For Slow Cooker Meals Your Kids Will Actually Love, Follow This Flavor-Packed Tip

When your kids reject a home-cooked meal after barely a nibble, it's easy to brush it off as just their picky appetites or the vegetables you put in it. However, if you've spent hours assembling a slow cooker meal to be told "I don't like it," there could be just one missing flavor link that you've overlooked. Umami, commonly referred to as the fifth taste, is that deep savory flavor that foods like mushrooms, tomatoes, soy sauce, and aged cheese naturally contain. And umami is an important element in making a meal feel full, hearty, and delicious, even more so when it comes to slow cooker meals.

Why? Well, that's because in the slow cooker, the long cook time can cause flavors to mute down a little too much. It's a great time saver and it does a good job cooking down meat or tough vegetables, but the resulting texture and flavors can be a little lacking without building in umami at the start. Simple things like just stirring in some concentrated tomato paste in a pasta dish, a dash of soy sauce and Worcestershire sauce in a soup or stew, or even just salt spiked with umami-rich MSG in your curries can subtly enhance savoriness. It will result in a tastier slow cooker meal, a win for anyone whose kids turn their noses up at bland food come dinner time.

How to build an umami strategy into everyday cooking

Let's be real, getting kids to eat more balanced veggie-heavy meals is never an easy task, but as a plant-based cook myself, umami was one of the first lessons I had to learn to get vegetables to taste incredible on their own. Without being able to rely on ingredients like meat for depth, I had to turn to things like caramelized onions, fried mushrooms, seaweed, nutritional yeast, miso, and bouillon concentrate — the latter being some of the umami-boosting ingredients I now always have at home and just can't cook without.

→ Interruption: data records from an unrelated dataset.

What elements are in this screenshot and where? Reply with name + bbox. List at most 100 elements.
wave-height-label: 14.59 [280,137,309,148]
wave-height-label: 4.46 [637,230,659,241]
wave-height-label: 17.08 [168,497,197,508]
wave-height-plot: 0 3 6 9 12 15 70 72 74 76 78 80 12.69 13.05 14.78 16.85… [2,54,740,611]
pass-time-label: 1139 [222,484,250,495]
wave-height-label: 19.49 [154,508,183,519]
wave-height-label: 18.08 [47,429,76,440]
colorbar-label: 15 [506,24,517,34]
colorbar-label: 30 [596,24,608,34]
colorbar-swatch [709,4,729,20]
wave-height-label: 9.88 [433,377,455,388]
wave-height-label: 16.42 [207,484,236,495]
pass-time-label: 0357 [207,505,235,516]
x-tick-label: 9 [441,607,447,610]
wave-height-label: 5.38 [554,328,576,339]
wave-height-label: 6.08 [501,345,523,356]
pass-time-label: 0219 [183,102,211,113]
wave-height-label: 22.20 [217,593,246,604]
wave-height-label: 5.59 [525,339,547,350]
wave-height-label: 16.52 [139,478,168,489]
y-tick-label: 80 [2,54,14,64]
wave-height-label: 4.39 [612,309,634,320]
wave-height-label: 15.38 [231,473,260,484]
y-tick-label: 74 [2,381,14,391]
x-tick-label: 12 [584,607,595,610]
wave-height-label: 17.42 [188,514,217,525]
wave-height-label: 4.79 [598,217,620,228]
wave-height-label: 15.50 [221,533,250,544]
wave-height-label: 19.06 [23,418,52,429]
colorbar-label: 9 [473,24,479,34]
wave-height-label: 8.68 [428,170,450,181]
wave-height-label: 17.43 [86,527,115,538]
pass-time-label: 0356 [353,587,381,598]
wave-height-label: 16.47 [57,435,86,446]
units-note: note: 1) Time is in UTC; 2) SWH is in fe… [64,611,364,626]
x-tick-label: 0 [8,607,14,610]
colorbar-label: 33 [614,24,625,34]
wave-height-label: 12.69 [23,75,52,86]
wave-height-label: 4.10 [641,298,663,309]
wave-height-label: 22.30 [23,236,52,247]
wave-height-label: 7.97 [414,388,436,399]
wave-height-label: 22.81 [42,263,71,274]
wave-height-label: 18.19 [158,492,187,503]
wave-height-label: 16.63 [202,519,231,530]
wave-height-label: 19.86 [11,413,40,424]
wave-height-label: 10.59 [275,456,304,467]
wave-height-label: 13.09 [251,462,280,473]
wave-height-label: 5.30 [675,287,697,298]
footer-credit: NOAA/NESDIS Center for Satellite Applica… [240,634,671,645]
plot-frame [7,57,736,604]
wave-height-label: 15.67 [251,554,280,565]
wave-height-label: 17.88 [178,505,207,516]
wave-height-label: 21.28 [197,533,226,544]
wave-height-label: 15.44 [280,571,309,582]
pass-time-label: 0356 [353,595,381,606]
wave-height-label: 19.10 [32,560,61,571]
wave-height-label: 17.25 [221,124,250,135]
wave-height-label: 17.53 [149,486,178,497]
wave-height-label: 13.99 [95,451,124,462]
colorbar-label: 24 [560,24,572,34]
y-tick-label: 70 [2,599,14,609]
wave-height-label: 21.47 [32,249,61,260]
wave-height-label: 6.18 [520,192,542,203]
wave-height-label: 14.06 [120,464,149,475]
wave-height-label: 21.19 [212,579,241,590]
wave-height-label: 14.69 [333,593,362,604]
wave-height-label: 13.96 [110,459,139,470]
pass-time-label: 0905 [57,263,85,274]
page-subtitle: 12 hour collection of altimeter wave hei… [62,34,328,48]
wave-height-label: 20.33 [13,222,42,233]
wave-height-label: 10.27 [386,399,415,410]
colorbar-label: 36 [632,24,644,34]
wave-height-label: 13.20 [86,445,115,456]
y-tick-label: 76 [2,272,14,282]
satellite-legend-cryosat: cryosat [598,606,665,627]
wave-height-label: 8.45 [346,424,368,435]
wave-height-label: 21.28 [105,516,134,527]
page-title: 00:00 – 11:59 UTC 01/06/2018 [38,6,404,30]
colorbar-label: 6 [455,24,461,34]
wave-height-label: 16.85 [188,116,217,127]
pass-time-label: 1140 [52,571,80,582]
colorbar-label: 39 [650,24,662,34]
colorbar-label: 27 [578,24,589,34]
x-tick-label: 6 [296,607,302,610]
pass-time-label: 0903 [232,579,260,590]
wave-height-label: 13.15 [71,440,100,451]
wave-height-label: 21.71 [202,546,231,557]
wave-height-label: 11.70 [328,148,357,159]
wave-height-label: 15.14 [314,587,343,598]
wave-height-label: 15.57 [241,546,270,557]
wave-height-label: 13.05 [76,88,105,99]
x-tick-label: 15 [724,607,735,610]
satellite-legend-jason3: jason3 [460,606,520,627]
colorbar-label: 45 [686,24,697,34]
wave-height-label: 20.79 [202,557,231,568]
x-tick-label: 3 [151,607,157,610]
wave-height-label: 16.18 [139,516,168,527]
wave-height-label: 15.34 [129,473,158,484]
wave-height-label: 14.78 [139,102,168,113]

Once you add some umami-rich ingredients at the start, you'll find that all the other elements in the dish absorb that savoriness as the meal cooks. For veggies in particular, this makes them taste less like standalone components or a boring side dish, and instead infuses them all with richer flavors your children (and honestly, you) are more likely to enjoy. Luckily, this is exactly the type of approach that slow cookers are best suited for, because over a longer cooking period, vegetables as well as legumes, grains, or even meat, have ample time to soak up all the flavors of the surrounding broths, sauces, or seasonings. So by bulking that up with umami early on, you are really building a savory foundation for your meals. And just watch how quickly portions fly out the slow cooker once you've started thinking about building this flavor in earlier.